Discredited Steel's "Golden Showers" Dossier and the author Steel.
Top Ten Memo Facts

•   The Memo is NOT intended to undermine the Special Counsel: It is intended to expose past abuses of the FISA process at DOJ and FBI.

•   The Memo is NOT intended to undermine DOJ or FBI: The House’s fulfillment of its constitutional responsibilities enables effective constitutional oversight of those agencies.

•   The Memo does NOT jeopardize national security: The careful release of [formerly] classified information served the public interest, followed House rules, and included Executive Branch review.

•   The Memo does NOT undermine FISA Section 702: It has nothing to do with Section 702, which targets foreigners located overseas.

•   The Memo does NOT contain any factual errors: FBI did not identify any factual errors during its review of the memo.

•   The Memo does NOT result from cooperation with the White House: No one outside the House Intelligence Committee played any role in drafting the memo.

•   The Memo is NOT a collection of partisan talking points: It lays out important facts for the American people about FISA abuses.

•   The Memo is NOT the product of “secret changes”: Minor edits were made BEFORE the vote to publicly release the memo, which was procedurally sound.

•   The Memo is NOT a staff-driven exercise: All Committee Republican Members were engaged in the process that led to the memo.

•   The Committee did NOT suppress the Democrats’ memo: It voted unanimously to follow the same process for minority memos by first making it available to the House.


HPSCI Memo Edits

•   HPSCI Ranking Member Adam Schiff has been a ceaseless opponent of the Committee’s attempts to collect and share information on FISA abuses.
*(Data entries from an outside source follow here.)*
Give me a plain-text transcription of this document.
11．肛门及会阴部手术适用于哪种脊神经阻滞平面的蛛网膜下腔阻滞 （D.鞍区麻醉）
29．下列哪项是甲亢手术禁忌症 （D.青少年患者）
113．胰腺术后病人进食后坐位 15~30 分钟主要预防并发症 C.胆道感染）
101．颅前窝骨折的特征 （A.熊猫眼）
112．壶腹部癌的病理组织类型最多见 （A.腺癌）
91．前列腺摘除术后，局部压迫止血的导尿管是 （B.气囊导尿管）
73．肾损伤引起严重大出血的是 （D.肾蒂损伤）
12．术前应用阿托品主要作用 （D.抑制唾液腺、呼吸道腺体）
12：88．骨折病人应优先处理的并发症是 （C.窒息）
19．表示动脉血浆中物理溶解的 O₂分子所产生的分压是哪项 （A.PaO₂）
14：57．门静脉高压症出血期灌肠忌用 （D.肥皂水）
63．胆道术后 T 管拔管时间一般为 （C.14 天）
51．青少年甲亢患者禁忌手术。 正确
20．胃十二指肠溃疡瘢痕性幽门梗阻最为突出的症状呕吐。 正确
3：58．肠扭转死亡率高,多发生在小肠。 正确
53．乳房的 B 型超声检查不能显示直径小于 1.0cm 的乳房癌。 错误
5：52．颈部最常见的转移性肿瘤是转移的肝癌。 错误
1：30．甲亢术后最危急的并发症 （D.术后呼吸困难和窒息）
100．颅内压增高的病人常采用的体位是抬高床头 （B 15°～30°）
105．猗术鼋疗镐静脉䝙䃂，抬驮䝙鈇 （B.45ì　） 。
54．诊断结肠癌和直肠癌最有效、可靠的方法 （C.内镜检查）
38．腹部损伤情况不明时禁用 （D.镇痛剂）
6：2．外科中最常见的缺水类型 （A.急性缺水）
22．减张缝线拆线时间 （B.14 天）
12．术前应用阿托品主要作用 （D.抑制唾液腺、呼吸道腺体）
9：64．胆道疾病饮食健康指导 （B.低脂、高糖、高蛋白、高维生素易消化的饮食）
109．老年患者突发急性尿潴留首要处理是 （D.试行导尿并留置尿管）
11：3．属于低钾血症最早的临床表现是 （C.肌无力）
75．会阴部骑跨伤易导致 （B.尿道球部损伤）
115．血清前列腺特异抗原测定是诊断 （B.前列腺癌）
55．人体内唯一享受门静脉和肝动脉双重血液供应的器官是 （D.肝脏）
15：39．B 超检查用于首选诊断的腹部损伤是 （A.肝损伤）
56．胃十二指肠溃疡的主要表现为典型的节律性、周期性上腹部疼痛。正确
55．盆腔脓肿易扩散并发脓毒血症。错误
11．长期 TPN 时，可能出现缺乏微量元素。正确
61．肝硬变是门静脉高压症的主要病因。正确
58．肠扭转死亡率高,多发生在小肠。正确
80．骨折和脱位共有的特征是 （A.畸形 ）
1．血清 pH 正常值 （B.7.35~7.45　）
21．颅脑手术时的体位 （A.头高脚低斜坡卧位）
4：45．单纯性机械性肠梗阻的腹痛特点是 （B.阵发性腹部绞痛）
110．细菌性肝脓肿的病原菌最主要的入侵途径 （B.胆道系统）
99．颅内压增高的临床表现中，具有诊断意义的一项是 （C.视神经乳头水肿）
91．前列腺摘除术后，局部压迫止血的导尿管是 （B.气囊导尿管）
He even denounced the Committee’s issuance of subpoenas to the DOJ and FBI for information the agencies were withholding from Congressional oversight.

•   In a last-ditch effort to block publication of the HPSCI memo, Ranking Member Schiff issued a press release complaining about minor edits the Committee made to the memo.

•   The edits, implemented before HPSCI voted to make the memo public, included routine, minor technical changes and edits suggested by the FBI and by the Committee Minority themselves, respectively.

•   Ranking Member Schiff’s press release was one in a long line of media stunts meant to oppose transparency and stifle the Committee’s investigation of possible surveillance abuses by top officials at the FBI and DOJ.